Complexity, geometries challenge designers

Electronic News, Jan 13, 1997 by Vic Kulkarni

Today's IC designs are pushing the limits of deep-submicron (DSM) technology, defined as below 0.5-micron. Process technology is rapidly moving to 0.13-micron feature sizes for CMOS semiconductors, and these shrinking silicon geometries pose new design challenges. Gordon Moore's Law simply states that every 18 months, the number of gates per area of silicon will double. The Sematech roadmap states that by the year 2001, leading-edge ICs will have more than 64 million transistors.

Chip designers faced with these higher levels of complexity and shrinking geometries must also surmount increasing time-to-market pressures. As a result, there is a crucial need for a new standard of IC design productivity, a new generation of ICDA (integrated circuit design automation) tools and a new paradigm of design practices to meet these challenges.

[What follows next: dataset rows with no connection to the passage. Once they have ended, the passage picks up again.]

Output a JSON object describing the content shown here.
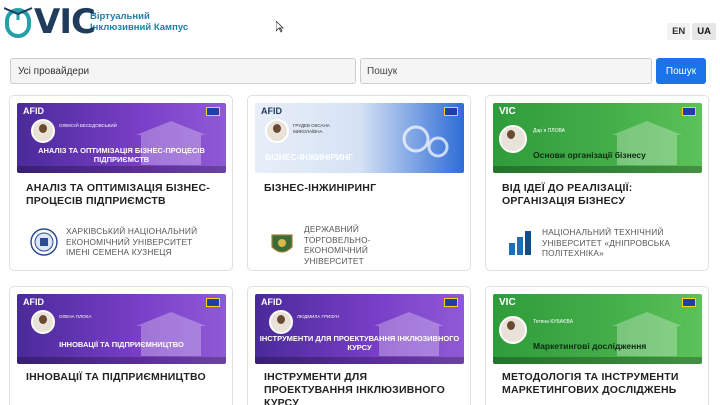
{
  "header": {
    "logo_text": "VIC",
    "logo_subtitle_line1": "Віртуальний",
    "logo_subtitle_line2": "Інклюзивний Кампус",
    "lang_en": "EN",
    "lang_ua": "UA"
  },
  "search": {
    "provider_value": "Усі провайдери",
    "placeholder": "Пошук",
    "button_label": "Пошук"
  },
  "courses": [
    {
      "title": "АНАЛІЗ ТА ОПТИМІЗАЦІЯ БІЗНЕС-ПРОЦЕСІВ ПІДПРИЄМСТВ",
      "banner_logo": "AFID",
      "banner_title": "АНАЛІЗ ТА ОПТИМІЗАЦІЯ БІЗНЕС-ПРОЦЕСІВ ПІДПРИЄМСТВ",
      "banner_person": "ОЛЕКСІЙ БЕСЕДОВСЬКИЙ",
      "provider": "ХАРКІВСЬКИЙ НАЦІОНАЛЬНИЙ ЕКОНОМІЧНИЙ УНІВЕРСИТЕТ ІМЕНІ СЕМЕНА КУЗНЕЦЯ"
    },
    {
      "title": "БІЗНЕС-ІНЖИНІРИНГ",
      "banner_logo": "AFID",
      "banner_title": "БІЗНЕС-ІНЖИНІРИНГ",
      "banner_person": "ГРУДЕВ ОКСАНА МИКОЛАЇВНА",
      "provider": "ДЕРЖАВНИЙ ТОРГОВЕЛЬНО-ЕКОНОМІЧНИЙ УНІВЕРСИТЕТ"
    },
    {
      "title": "ВІД ІДЕЇ ДО РЕАЛІЗАЦІЇ: ОРГАНІЗАЦІЯ БІЗНЕСУ",
      "banner_logo": "VIC",
      "banner_title": "Основи організації бізнесу",
      "banner_person": "Дар`я ПЛОВА",
      "provider": "НАЦІОНАЛЬНИЙ ТЕХНІЧНИЙ УНІВЕРСИТЕТ «ДНІПРОВСЬКА ПОЛІТЕХНІКА»"
    },
    {
      "title": "ІННОВАЦІЇ ТА ПІДПРИЄМНИЦТВО",
      "banner_logo": "AFID",
      "banner_title": "ІННОВАЦІЇ ТА ПІДПРИЄМНИЦТВО",
      "banner_person": "ОЛЕНА ПЛОХА"
    },
    {
      "title": "ІНСТРУМЕНТИ ДЛЯ ПРОЕКТУВАННЯ ІНКЛЮЗИВНОГО КУРСУ",
      "banner_logo": "AFID",
      "banner_title": "ІНСТРУМЕНТИ ДЛЯ ПРОЕКТУВАННЯ ІНКЛЮЗИВНОГО КУРСУ",
      "banner_person": "ЛЮДМИЛА ГРИЗУН"
    },
    {
      "title": "МЕТОДОЛОГІЯ ТА ІНСТРУМЕНТИ МАРКЕТИНГОВИХ ДОСЛІДЖЕНЬ",
      "banner_logo": "VIC",
      "banner_title": "Маркетингові дослідження",
      "banner_person": "Тетяна КУБАЄВА"
    }
  ],
  "colors": {
    "accent": "#1b73e8",
    "banner_purple": "#7b3fc8",
    "banner_green": "#45b04a"
  }
}
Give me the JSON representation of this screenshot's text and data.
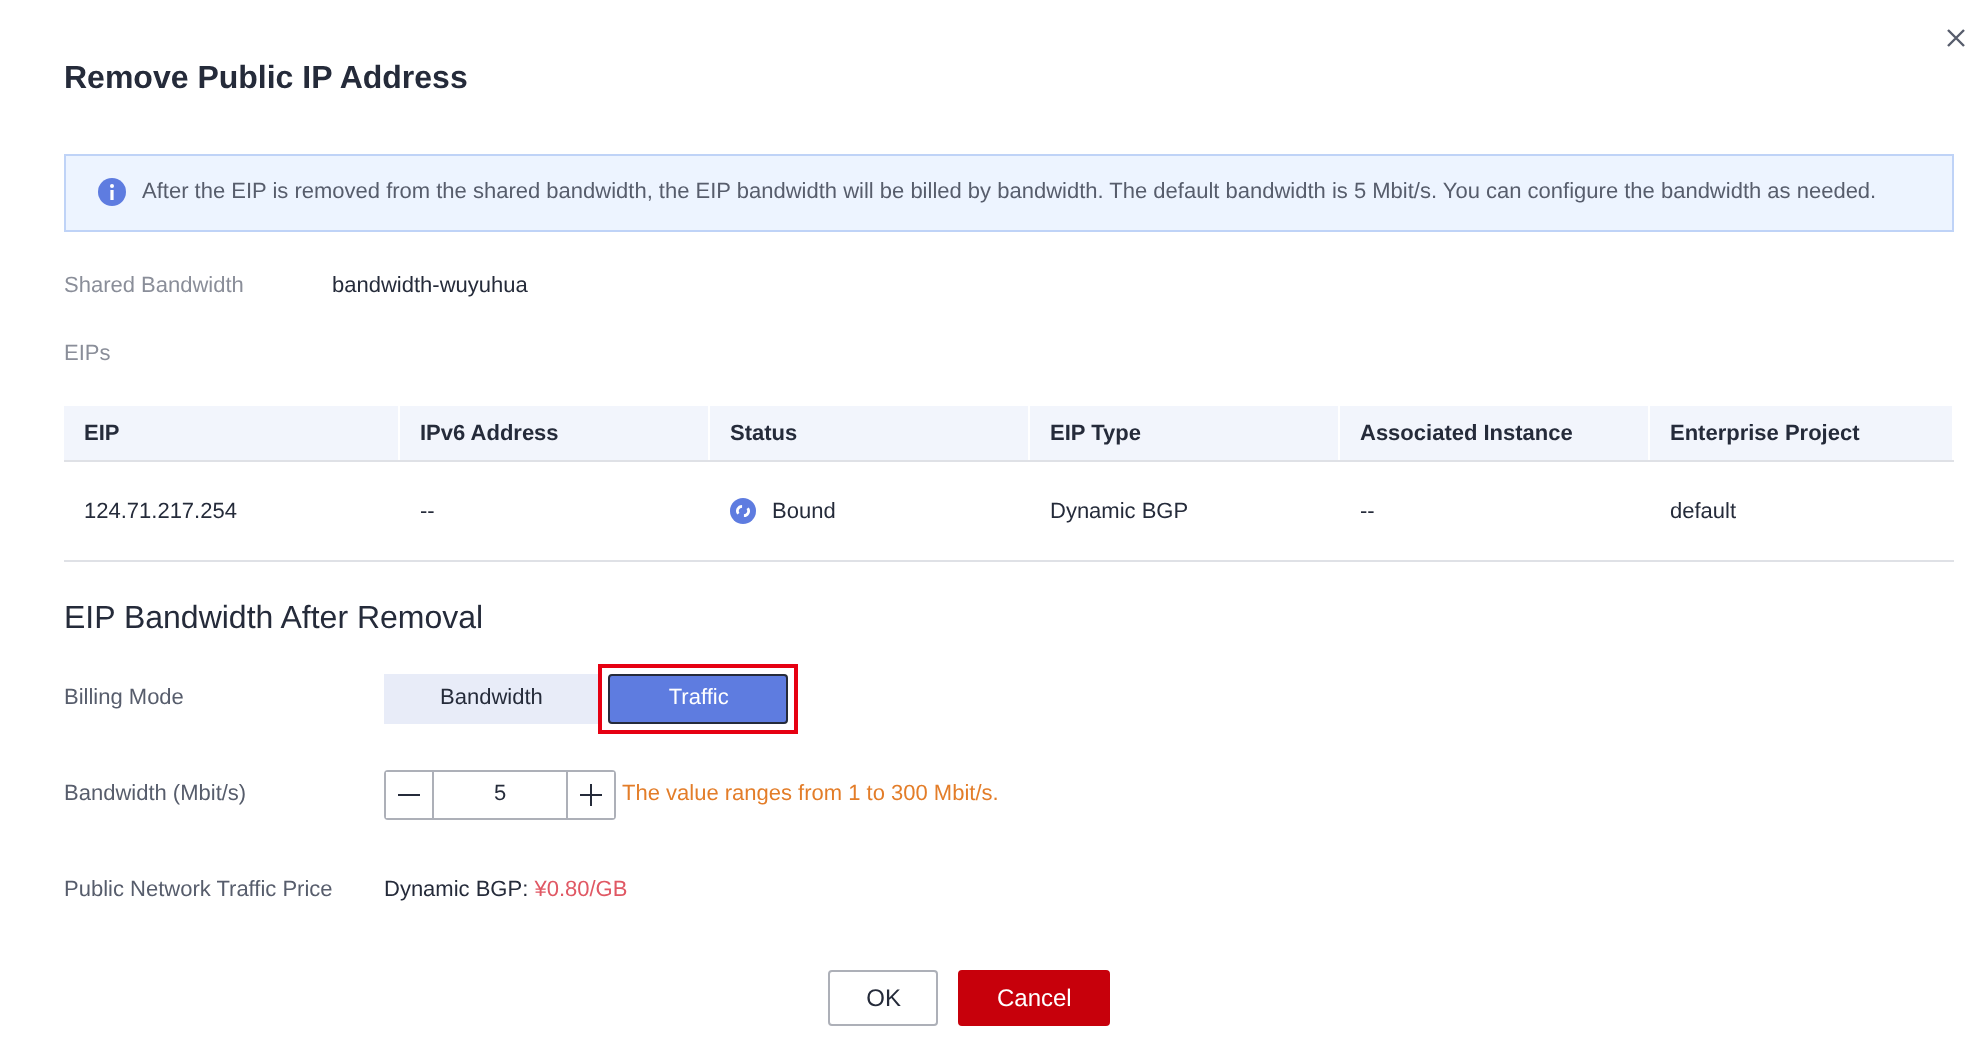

There are several key design issues driving this ICDA paradigm shift. Designers of complex ICs such as microprocessors, mixed-signal devices or digital signal processors (DSPs), face conflicting tradeoffs between parameters such as timing, power and area. Secondly, the sequential processes performed in the design iteration loop (synthesis, logic simulation, floorplanning, place and route) yield results that often do not converge. And finally, "over the wall" design approaches in which the front-end synthesized design is-more-IC-handed-off to the physical design team, are no longer efficient. This process is too slow and cumbersome, and higher chip densities have made impractical the huge amount of data going back and forth.

Design Gets Physical

To streamline the design flow for today's DSM chips, a new paradigm for ICDA tools and processes must meet the following requirements: design planning tools must accurately estimate and optimize multiple chip constraints up front in the design flow; and synthesis, floorplanning and place and route must all work together. Shrinking silicon geometries have longer interconnects and managing interconnects in the physical design becomes the dominant factor in today's DSM designs.

The top-down design methodology of the 1980s worked well because gate-delay dominant designs (0.5-micron and above technology) had a clear separation between the front-end and the back-end design flow. The design was driven from the front-end database and by using this "golden" database, ASIC, and IC vendors fabricated working silicon.

However, with today's shift from gate-delay dominant to interconnect-dominant designs, spurred by shrinking silicon geometries, a new golden netlist has emerged; one that is driven, from the outset, by physical design constraints. If physical effects are not represented early in the design cycle, ICs can not meet today's stringent performance targets. Therefore, back-end physical analysis has now emerged as the center of the design universe.

Managing Interconnect

Timing and performance optimization has traditionally been performed by front-end design tools and this process has achieved good results for gate-delay dominant designs. However, with deep-submicron designs, interconnect effects play an increasingly important role in circuit performance because at silicon process rules below 0.5-micron, effects such as distributed capacitance and resistance for long metal lines, more signal cross-coupling between parallel conductors, switching power, electromigration effects and unwanted electromagnetic interference that influences signal integrity start dominating in overall chip performance.

Extraction of interconnect information is another key issue for DSM designs, since interconnect delays represent the majority of delays within a design. To meet IC performance targets, interconnect effects must be accurately modeled and then fed into simulation. Since a single-line interconnect represents distributed resistance and capacitance (RC) values, it is critical that accurate RC values are extracted from the physical layout with a tool such as Avant!'s Star, and accurate simulation results can then be obtained using a circuit simulator such as Star-HSpice or Star-ADM.

Sematech, has demonstrated support for a new IC design paradigm and has challenged the EDA industry to create forward-looking, timing-driven design tools for 0.25-micron and below feature sizes. The goal is to eliminate the time-consuming iterative design process, and offer tools which can predict the impact of the next phase of a design. Avant! is uniquely positioned to be the leader in providing the ICDA tool suite for this new design paradigm.